Precisa, também, de repensar, tendo em conta as alterações óbvias que vamos ter nas nossas políticas de segurança, porque os efeitos das alterações climáticas estão aqui. Nós em Portugal já precisamos das Forças Armadas, por exemplo, nos incêndios e, na verdade, temos que repensar o seu papel, porque a defesa e a segurança das populações é hoje uma coisa muito vasta, que abrange também os fenómenos climáticos extremos.
JPN – Qual é a vossa opinião sobre o papel da NATO na defesa?
CM – Não dá nenhum contributo. A NATO são vários países. Quer dizer, a NATO não tem um orçamento próprio, são os vários países que fazem o orçamento da NATO. A NATO não tem um exército próprio. São os vários países que contribuem, todos europeus.
A Europa tem toda bastante capacidade. Acho é que não tem muito sentido a Europa também se fechar unicamente sobre si própria. A União Europeia deve ser capaz de fazer alianças mais vastas. Ninguém acha que seja normal pensar-se numa estratégia para a Europa que exclui, por exemplo, o Reino Unido. Não tem nenhum sentido.
Agora existe uma organização que é muito importante, que é a Organização para a Segurança e Cooperação na Europa, que podia ser um mecanismo alterado. A Rússia foi suspensa dessa organização. Os Estados Unidos também poderiam ser suspensos dessa organização e, a partir daí, julgo que a Europa poderia criar autonomia estratégica para tentar a paz no seu próprio território. Isso era muito importante.
JPN – No manifesto fazem referência à neutralidade ativa. O que é isso?
CM – A Constituição Portuguesa diz que Portugal deve empenhar-se no fim de todos os blocos político-militares. O que resta no mundo do bloco político-militar, neste momento, é a NATO, e a nossa Constituição diz que Portugal deve pensar numa alternativa.
Ninguém acha que há uma alternativa de hoje para amanhã. Mas é preciso fazer o percurso, não é? E a política de neutralidade ativa é aquela que se opõe a todas as tentativas imperialistas e respeita todos os povos.
É aquela que diz que não podemos aceitar a invasão da Rússia à Ucrânia. Mas também não podemos aceitar que os Estados Unidos achem que devem mandar nas opções estratégicas da União Europeia. É preciso neutralidade em relação a esse tipo de disputas imperiais para garantir que todos os povos sejam respeitados com o seu espaço.
Era muito importante que, em Portugal, uma política claramente feminista, ecologista, defensora da paz e do progresso, ficasse à frente de uma força de extrema-direita.
JPN – Qual é o objetivo eleitoral que o Bloco de Esquerda tem para estas eleições?

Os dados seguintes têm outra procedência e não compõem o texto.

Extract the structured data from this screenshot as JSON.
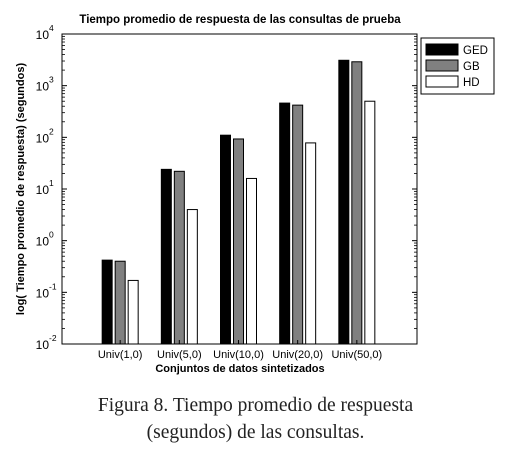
{
  "chart_data": {
    "type": "bar",
    "title": "Tiempo promedio de respuesta de las consultas de prueba",
    "xlabel": "Conjuntos de datos sintetizados",
    "ylabel": "log( Tiempo promedio de respuesta) (segundos)",
    "y_scale": "log",
    "ylim": [
      0.01,
      10000
    ],
    "y_ticks": [
      0.01,
      0.1,
      1,
      10,
      100,
      1000,
      10000
    ],
    "y_tick_labels": [
      {
        "base": "10",
        "exp": "-2"
      },
      {
        "base": "10",
        "exp": "-1"
      },
      {
        "base": "10",
        "exp": "0"
      },
      {
        "base": "10",
        "exp": "1"
      },
      {
        "base": "10",
        "exp": "2"
      },
      {
        "base": "10",
        "exp": "3"
      },
      {
        "base": "10",
        "exp": "4"
      }
    ],
    "categories": [
      "Univ(1,0)",
      "Univ(5,0)",
      "Univ(10,0)",
      "Univ(20,0)",
      "Univ(50,0)"
    ],
    "series": [
      {
        "name": "GED",
        "color": "#000000",
        "values": [
          0.42,
          24,
          110,
          460,
          3100
        ]
      },
      {
        "name": "GB",
        "color": "#808080",
        "values": [
          0.4,
          22,
          93,
          420,
          2900
        ]
      },
      {
        "name": "HD",
        "color": "#ffffff",
        "values": [
          0.17,
          4,
          16,
          78,
          500
        ]
      }
    ],
    "legend_position": "top-right",
    "grid": false
  },
  "caption": {
    "line1": "Figura 8. Tiempo promedio de respuesta",
    "line2": "(segundos) de las consultas."
  }
}
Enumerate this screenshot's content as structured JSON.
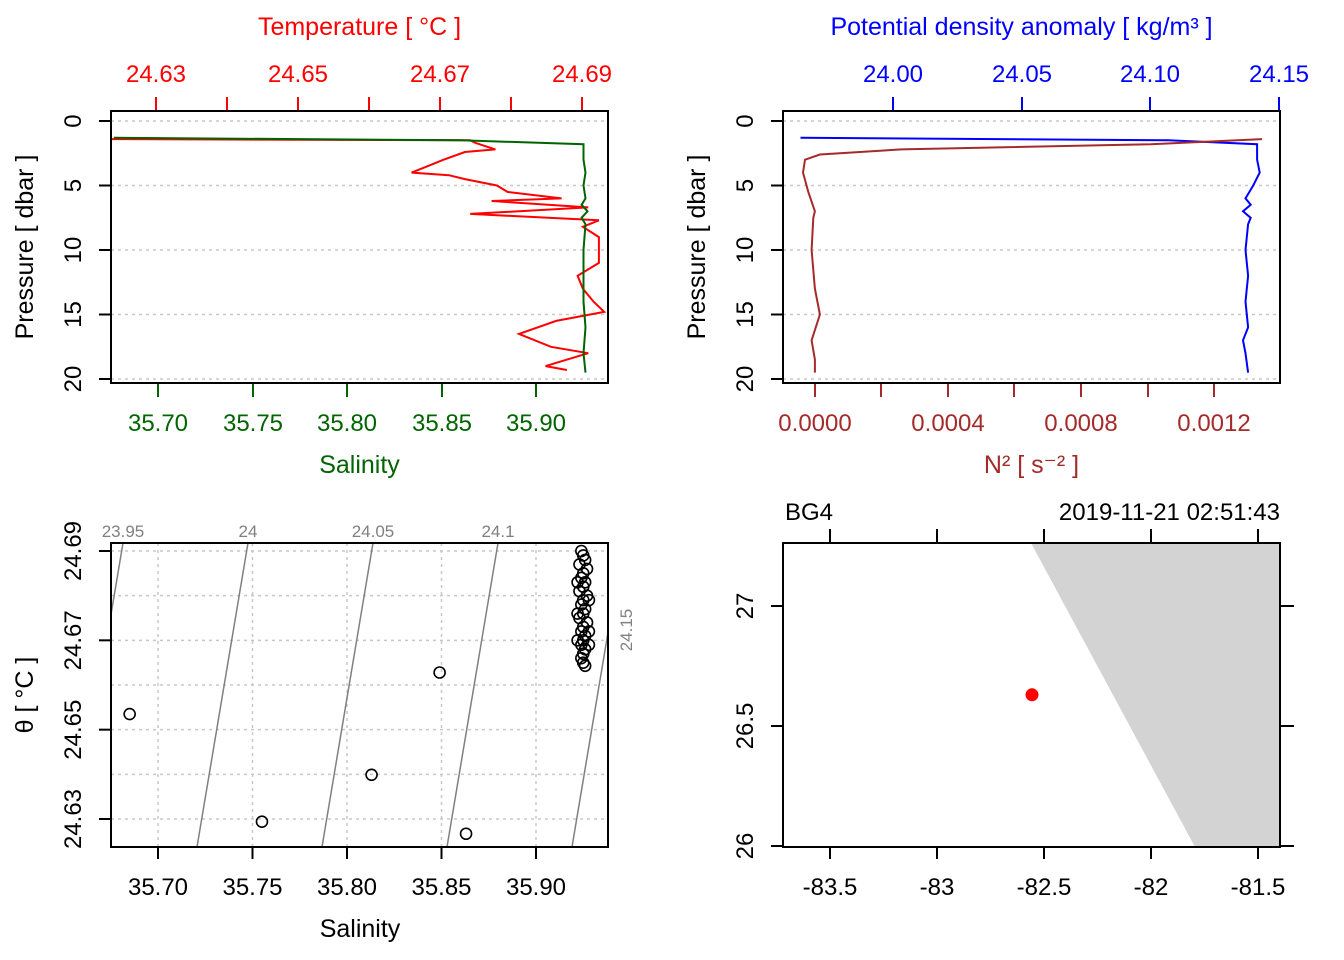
{
  "chart_data": [
    {
      "type": "line",
      "panel": "profile-temperature-salinity",
      "top_axis": {
        "label": "Temperature [ °C ]",
        "ticks": [
          "24.63",
          "24.65",
          "24.67",
          "24.69"
        ],
        "color": "#ff0000",
        "range": [
          24.6263,
          24.6916
        ]
      },
      "bottom_axis": {
        "label": "Salinity",
        "ticks": [
          "35.70",
          "35.75",
          "35.80",
          "35.85",
          "35.90"
        ],
        "color": "#006400",
        "range": [
          35.6835,
          35.9375
        ]
      },
      "ylabel": "Pressure [ dbar ]",
      "yticks": [
        "0",
        "5",
        "10",
        "15",
        "20"
      ],
      "ylim": [
        20.4,
        -0.6
      ],
      "grid": true,
      "series": [
        {
          "variable": "temperature",
          "color": "#ff0000",
          "pressure": [
            1.4,
            1.5,
            1.7,
            2.2,
            2.4,
            3.0,
            3.5,
            4.0,
            4.2,
            4.5,
            5.0,
            5.5,
            6.0,
            6.2,
            6.7,
            7.2,
            7.7,
            8.2,
            9.0,
            11.0,
            12.0,
            13.0,
            14.0,
            14.8,
            15.5,
            16.5,
            17.5,
            18.0,
            19.0,
            19.3
          ],
          "values": [
            24.6263,
            24.6735,
            24.6742,
            24.6768,
            24.6728,
            24.67,
            24.6679,
            24.6658,
            24.6707,
            24.6728,
            24.677,
            24.6784,
            24.6855,
            24.6763,
            24.689,
            24.6735,
            24.6904,
            24.6883,
            24.6904,
            24.6904,
            24.6876,
            24.6883,
            24.6897,
            24.6911,
            24.6848,
            24.6799,
            24.6841,
            24.689,
            24.6834,
            24.6862
          ]
        },
        {
          "variable": "salinity",
          "color": "#006400",
          "pressure": [
            1.3,
            1.5,
            1.8,
            3,
            4,
            5,
            6,
            6.5,
            7,
            7.5,
            8,
            10,
            12,
            14,
            16,
            18,
            19.5
          ],
          "values": [
            35.685,
            35.862,
            35.925,
            35.925,
            35.926,
            35.925,
            35.926,
            35.924,
            35.927,
            35.924,
            35.926,
            35.925,
            35.925,
            35.925,
            35.926,
            35.925,
            35.926
          ]
        }
      ]
    },
    {
      "type": "line",
      "panel": "profile-density-n2",
      "top_axis": {
        "label": "Potential density anomaly [ kg/m³ ]",
        "ticks": [
          "24.00",
          "24.05",
          "24.10",
          "24.15"
        ],
        "color": "#0000ff",
        "range": [
          23.9572,
          24.1504
        ]
      },
      "bottom_axis": {
        "label": "N² [ s⁻² ]",
        "ticks": [
          "0.0000",
          "0.0004",
          "0.0008",
          "0.0012"
        ],
        "color": "#a52a2a",
        "range": [
          -9.6e-05,
          0.001398
        ]
      },
      "ylabel": "Pressure [ dbar ]",
      "yticks": [
        "0",
        "5",
        "10",
        "15",
        "20"
      ],
      "ylim": [
        20.4,
        -0.6
      ],
      "grid": true,
      "series": [
        {
          "variable": "sigma-theta",
          "color": "#0000ff",
          "pressure": [
            1.3,
            1.5,
            1.8,
            3,
            4,
            5,
            6,
            6.5,
            7,
            7.5,
            8,
            10,
            12,
            14,
            16,
            17,
            18,
            19.5
          ],
          "values": [
            23.964,
            24.107,
            24.1415,
            24.1415,
            24.1425,
            24.14,
            24.137,
            24.139,
            24.136,
            24.139,
            24.138,
            24.137,
            24.138,
            24.137,
            24.138,
            24.136,
            24.137,
            24.138
          ]
        },
        {
          "variable": "N2",
          "color": "#a52a2a",
          "pressure": [
            1.4,
            1.8,
            2.2,
            2.6,
            3.0,
            4.0,
            5.5,
            7.0,
            7.5,
            10.0,
            13.0,
            15.0,
            17.0,
            18.5,
            19.5
          ],
          "values": [
            0.001344,
            0.00101,
            0.00026,
            1.5e-05,
            -3e-05,
            -3.6e-05,
            -2e-05,
            0.0,
            -5e-06,
            -1e-05,
            0.0,
            1.5e-05,
            -1e-05,
            0.0,
            0.0
          ]
        }
      ]
    },
    {
      "type": "scatter",
      "panel": "ts-diagram",
      "xlabel": "Salinity",
      "ylabel": "θ [ °C ]",
      "xticks": [
        "35.70",
        "35.75",
        "35.80",
        "35.85",
        "35.90"
      ],
      "yticks": [
        "24.63",
        "24.65",
        "24.67",
        "24.69"
      ],
      "xlim": [
        35.6835,
        35.9375
      ],
      "ylim": [
        24.6238,
        24.6918
      ],
      "grid": true,
      "isopycnals": [
        "23.95",
        "24",
        "24.05",
        "24.1",
        "24.15"
      ],
      "isopycnal_color": "#808080",
      "points": [
        [
          35.685,
          24.6535
        ],
        [
          35.755,
          24.6294
        ],
        [
          35.813,
          24.6399
        ],
        [
          35.849,
          24.6628
        ],
        [
          35.863,
          24.6267
        ],
        [
          35.924,
          24.69
        ],
        [
          35.925,
          24.689
        ],
        [
          35.926,
          24.688
        ],
        [
          35.923,
          24.687
        ],
        [
          35.927,
          24.686
        ],
        [
          35.925,
          24.685
        ],
        [
          35.924,
          24.684
        ],
        [
          35.926,
          24.683
        ],
        [
          35.925,
          24.682
        ],
        [
          35.923,
          24.681
        ],
        [
          35.927,
          24.68
        ],
        [
          35.925,
          24.679
        ],
        [
          35.924,
          24.678
        ],
        [
          35.926,
          24.677
        ],
        [
          35.925,
          24.676
        ],
        [
          35.923,
          24.675
        ],
        [
          35.927,
          24.674
        ],
        [
          35.925,
          24.673
        ],
        [
          35.924,
          24.672
        ],
        [
          35.926,
          24.671
        ],
        [
          35.925,
          24.67
        ],
        [
          35.924,
          24.669
        ],
        [
          35.926,
          24.668
        ],
        [
          35.925,
          24.667
        ],
        [
          35.924,
          24.666
        ],
        [
          35.925,
          24.665
        ],
        [
          35.926,
          24.6643
        ],
        [
          35.922,
          24.683
        ],
        [
          35.928,
          24.679
        ],
        [
          35.922,
          24.676
        ],
        [
          35.928,
          24.672
        ],
        [
          35.922,
          24.67
        ],
        [
          35.928,
          24.669
        ]
      ]
    },
    {
      "type": "map",
      "panel": "station-map",
      "station": "BG4",
      "time": "2019-11-21 02:51:43",
      "xticks": [
        "-83.5",
        "-83",
        "-82.5",
        "-82",
        "-81.5"
      ],
      "yticks": [
        "26",
        "26.5",
        "27"
      ],
      "xlim": [
        -83.72,
        -81.4
      ],
      "ylim": [
        25.996,
        27.263
      ],
      "land_color": "#d3d3d3",
      "station_color": "#ff0000",
      "station_lon": -82.556,
      "station_lat": 26.63
    }
  ]
}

CM – O Bloco de Esquerda luta pelo melhor resultado que puder e as pessoas que vão votar é que escolhem. Era muito importante que, em Portugal, uma política claramente feminista, ecologista, defensora da paz e do progresso, ficasse à frente de uma força de extrema-direita. Essa força, que é pela paz, pelo clima, feminista, que quer direitos largos, é o Bloco de Esquerda.
JPN – Nas últimas sondagens do Parlamento, o grupo parlamentar The Left, onde o BE se insere, era o que tinha menor representatividade. O que é que isto pode significar sobre o resultados das eleições?
CM – Já houve sondagens que dizem que o grupo da esquerda pode crescer e se fazer importante. O Bloco de Esquerda quer fazer parte desse crescimento. Como sabe, há grupos que estão a crescer, como a extrema-direita, e nós queremos um mundo em que as pessoas sejam respeitadas. Achamos que a conquista da igualdade para as pessoas LGBTQIA + foi tão importante para o Bloco de Esquerda que não abrimos mão disso, somos antirracistas. Isso, para nós, é mesmo muito importante, é a luta das nossas vidas. Veremos. O grupo dos Verdes, em princípio, as sondagens dizem que vai descer bastante. A esquerda está a despertar, há algum crescimento. Queremos fazer parte desse crescimento precisamente porque a política do ódio não pode valer. Queremos uma política de futuro, de esperança na Europa.